Small volcanoes have erupted all over the lawn during the night so I am wondering if it's actually these digger wasps and not mining bees as I had first assumed. Folks seek treatment for lawns to eradicate these little insects, but they do no harm and will aerate the soil for you. Once the kids have hatched they leave and the holes fill in. They don't bite or sting, so if you have them in your lawn please think twice before putting toxins down to kill them- it'll pass straight into the ecosystem and the bodies of birds, shrews, owls, hawks etc.


We have a resident Meadow Brown (a boy- the girls are more gingery) who has set up home in the new wildflower area, which I am thrilled about. These are grass flutters and that section of the garden is perfect for them. All we need now is a Mrs Meadow Brown...


The first set of Woundwort Shieldbug children have hatched. They are tiny wee at the moment, but just starting to be discernible with the naked eye. They don't go far from their eggs for the first few days and I love the way they all stick together on their nursery leaf :o)
I can count 13 eggs but only 11 children :o(


Moth-wise, we had a couple of nice ones last night. This Buff Ermine (many more of them this year than last)
 

And this beautiful shiny Burnished Brass...
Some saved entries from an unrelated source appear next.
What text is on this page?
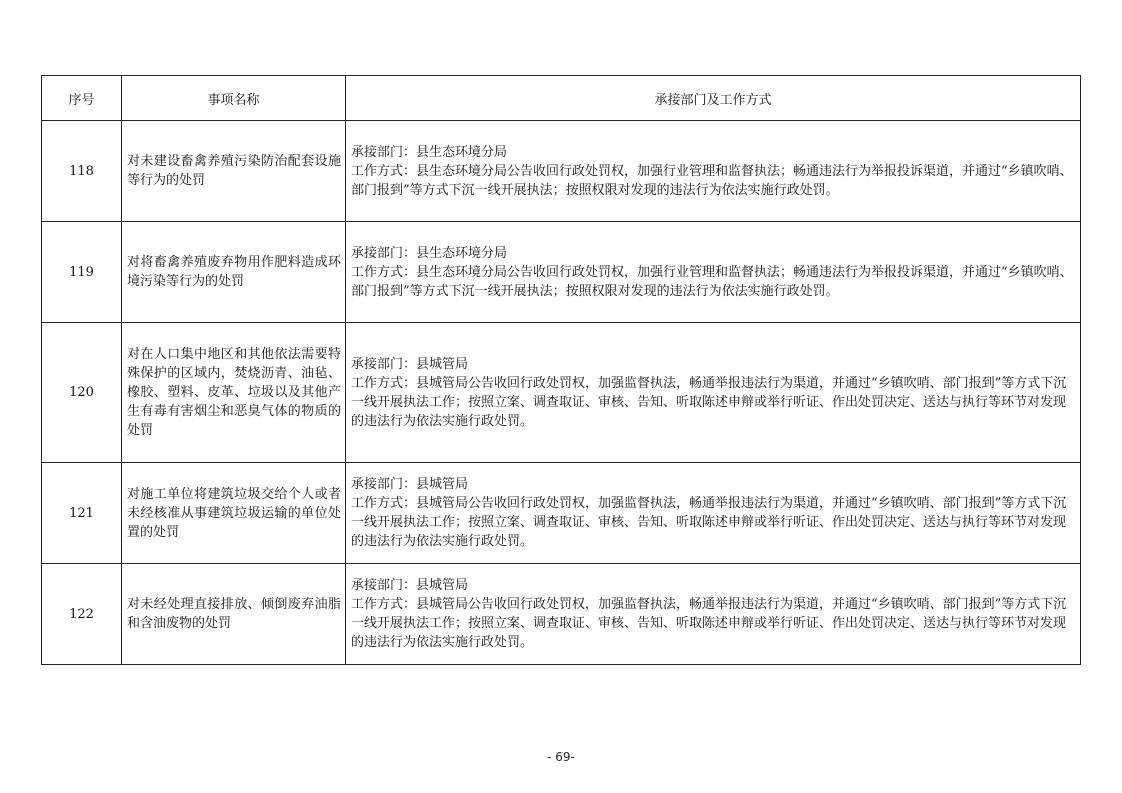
序号	事项名称	承接部门及工作方式
118	对未建设畜禽养殖污染防治配套设施等行为的处罚	承接部门：县生态环境分局
工作方式：县生态环境分局公告收回行政处罚权，加强行业管理和监督执法；畅通违法行为举报投诉渠道，并通过“乡镇吹哨、部门报到”等方式下沉一线开展执法；按照权限对发现的违法行为依法实施行政处罚。

119	对将畜禽养殖废弃物用作肥料造成环境污染等行为的处罚	承接部门：县生态环境分局
工作方式：县生态环境分局公告收回行政处罚权，加强行业管理和监督执法；畅通违法行为举报投诉渠道，并通过“乡镇吹哨、部门报到”等方式下沉一线开展执法；按照权限对发现的违法行为依法实施行政处罚。

120	对在人口集中地区和其他依法需要特殊保护的区域内，焚烧沥青、油毡、橡胶、塑料、皮革、垃圾以及其他产生有毒有害烟尘和恶臭气体的物质的处罚	承接部门：县城管局
工作方式：县城管局公告收回行政处罚权，加强监督执法，畅通举报违法行为渠道，并通过“乡镇吹哨、部门报到”等方式下沉一线开展执法工作；按照立案、调查取证、审核、告知、听取陈述申辩或举行听证、作出处罚决定、送达与执行等环节对发现的违法行为依法实施行政处罚。

121	对施工单位将建筑垃圾交给个人或者未经核准从事建筑垃圾运输的单位处置的处罚	承接部门：县城管局
工作方式：县城管局公告收回行政处罚权，加强监督执法，畅通举报违法行为渠道，并通过“乡镇吹哨、部门报到”等方式下沉一线开展执法工作；按照立案、调查取证、审核、告知、听取陈述申辩或举行听证、作出处罚决定、送达与执行等环节对发现的违法行为依法实施行政处罚。

122	对未经处理直接排放、倾倒废弃油脂和含油废物的处罚	承接部门：县城管局
工作方式：县城管局公告收回行政处罚权，加强监督执法，畅通举报违法行为渠道，并通过“乡镇吹哨、部门报到”等方式下沉一线开展执法工作；按照立案、调查取证、审核、告知、听取陈述申辩或举行听证、作出处罚决定、送达与执行等环节对发现的违法行为依法实施行政处罚。
- 69-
I'll leave you with Cornflowers (my favourites) which are starting to come out in the wildflower garden (from last year's seed I think which is Pleasing) and Feverfew which was grown from seed last year), and some pics of Miss Pops enjoying the sun.






Ooh, and before I forget, the mystery flower on yesterday's post is a type of toadflax called Linaria reticulata or Spurred Snapdragon (Flamenco). I'm indebted to ispot for the ID.

Hope you are all well and enjoying this lovely weather (in the UK at least).